可以說,如果不是因為黨錮之禍得罪了士族,他在歷史上的評價,應該能混箇中等的守成之君。但是得罪了士人,那些有話語權的文人,他們會把你的缺點無限放大,優點無限縮小,直至罵成昏君。

桓帝並不是由太子之身登基的,他在登基之前,只是個普通的宗室成員,爵位連王爺都不是,僅僅被封為蠡吾侯(蠡吾是地名)。他的前任皇帝,是漢質帝,也是少年登位,由於不滿大將軍梁冀專權,說梁冀是“跋扈將軍”,就被梁大將軍毒死,死時年僅九歲。
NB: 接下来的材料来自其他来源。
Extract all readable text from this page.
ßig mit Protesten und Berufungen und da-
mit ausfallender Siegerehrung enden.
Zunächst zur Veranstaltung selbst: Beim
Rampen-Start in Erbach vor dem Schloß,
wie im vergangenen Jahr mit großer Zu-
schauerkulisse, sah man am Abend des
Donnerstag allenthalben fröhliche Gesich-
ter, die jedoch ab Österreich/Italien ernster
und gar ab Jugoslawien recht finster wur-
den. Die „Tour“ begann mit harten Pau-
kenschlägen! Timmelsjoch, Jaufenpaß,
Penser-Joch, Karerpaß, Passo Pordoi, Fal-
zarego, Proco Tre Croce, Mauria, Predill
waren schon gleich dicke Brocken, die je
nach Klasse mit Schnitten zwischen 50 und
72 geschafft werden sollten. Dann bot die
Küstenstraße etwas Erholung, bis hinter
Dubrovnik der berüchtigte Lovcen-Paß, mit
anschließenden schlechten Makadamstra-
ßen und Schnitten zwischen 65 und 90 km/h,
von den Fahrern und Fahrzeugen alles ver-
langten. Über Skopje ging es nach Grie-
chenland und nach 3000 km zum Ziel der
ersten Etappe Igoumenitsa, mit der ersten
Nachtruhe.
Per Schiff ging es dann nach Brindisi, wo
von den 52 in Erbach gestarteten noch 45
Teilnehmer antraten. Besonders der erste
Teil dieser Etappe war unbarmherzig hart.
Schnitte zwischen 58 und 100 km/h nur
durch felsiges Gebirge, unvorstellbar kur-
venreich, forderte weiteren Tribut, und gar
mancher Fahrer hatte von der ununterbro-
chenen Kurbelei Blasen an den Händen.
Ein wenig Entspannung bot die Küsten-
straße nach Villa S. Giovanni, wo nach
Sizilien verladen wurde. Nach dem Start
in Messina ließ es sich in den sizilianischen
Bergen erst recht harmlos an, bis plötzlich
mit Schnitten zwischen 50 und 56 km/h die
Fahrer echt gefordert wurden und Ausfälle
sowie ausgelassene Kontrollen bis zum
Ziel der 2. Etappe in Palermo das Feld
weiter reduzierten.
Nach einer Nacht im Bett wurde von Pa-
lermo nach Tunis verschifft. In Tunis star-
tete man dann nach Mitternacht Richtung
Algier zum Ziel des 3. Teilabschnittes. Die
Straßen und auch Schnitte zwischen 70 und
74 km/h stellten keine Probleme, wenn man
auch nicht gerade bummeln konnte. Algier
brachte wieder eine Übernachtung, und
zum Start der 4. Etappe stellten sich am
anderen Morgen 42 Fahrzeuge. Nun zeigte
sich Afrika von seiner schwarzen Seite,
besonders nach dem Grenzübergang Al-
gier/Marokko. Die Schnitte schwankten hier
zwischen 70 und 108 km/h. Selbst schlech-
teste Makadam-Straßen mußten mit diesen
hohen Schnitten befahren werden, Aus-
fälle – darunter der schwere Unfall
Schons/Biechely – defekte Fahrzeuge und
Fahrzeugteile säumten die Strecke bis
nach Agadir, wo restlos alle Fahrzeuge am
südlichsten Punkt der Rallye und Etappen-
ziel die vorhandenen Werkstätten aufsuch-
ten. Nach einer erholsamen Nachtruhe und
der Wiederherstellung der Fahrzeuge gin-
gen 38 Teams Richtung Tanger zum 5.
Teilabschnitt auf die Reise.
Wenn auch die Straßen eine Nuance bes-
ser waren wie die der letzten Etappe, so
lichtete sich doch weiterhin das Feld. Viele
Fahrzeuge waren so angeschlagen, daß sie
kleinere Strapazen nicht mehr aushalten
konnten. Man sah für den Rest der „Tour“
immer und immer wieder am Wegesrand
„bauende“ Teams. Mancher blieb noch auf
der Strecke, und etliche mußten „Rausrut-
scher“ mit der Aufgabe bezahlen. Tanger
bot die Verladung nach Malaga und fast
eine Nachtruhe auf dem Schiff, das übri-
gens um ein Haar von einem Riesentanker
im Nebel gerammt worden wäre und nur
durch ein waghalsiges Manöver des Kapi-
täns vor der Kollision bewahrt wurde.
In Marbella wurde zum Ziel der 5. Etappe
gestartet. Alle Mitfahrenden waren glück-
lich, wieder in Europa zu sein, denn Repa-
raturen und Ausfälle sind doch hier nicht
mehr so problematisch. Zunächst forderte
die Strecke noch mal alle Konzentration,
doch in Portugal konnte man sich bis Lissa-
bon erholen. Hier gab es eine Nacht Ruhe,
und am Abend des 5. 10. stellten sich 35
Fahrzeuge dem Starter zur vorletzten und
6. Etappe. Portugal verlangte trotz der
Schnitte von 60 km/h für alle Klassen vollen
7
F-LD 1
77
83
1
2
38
桓帝大概也沒有想到,自己這麼一個年僅十五歲的小小蠡吾侯怎麼就接了質帝的班呢?其實梁大將軍和太后真的已經決定了,就由他來當皇帝,因為他在宮中沒有根基,更容易擺佈。而由於他出身於地方宗室,對於基層百姓的生活和整個東漢社會的運轉的情況,其實瞭解的比以往那些深宮大院的皇子們要深得多。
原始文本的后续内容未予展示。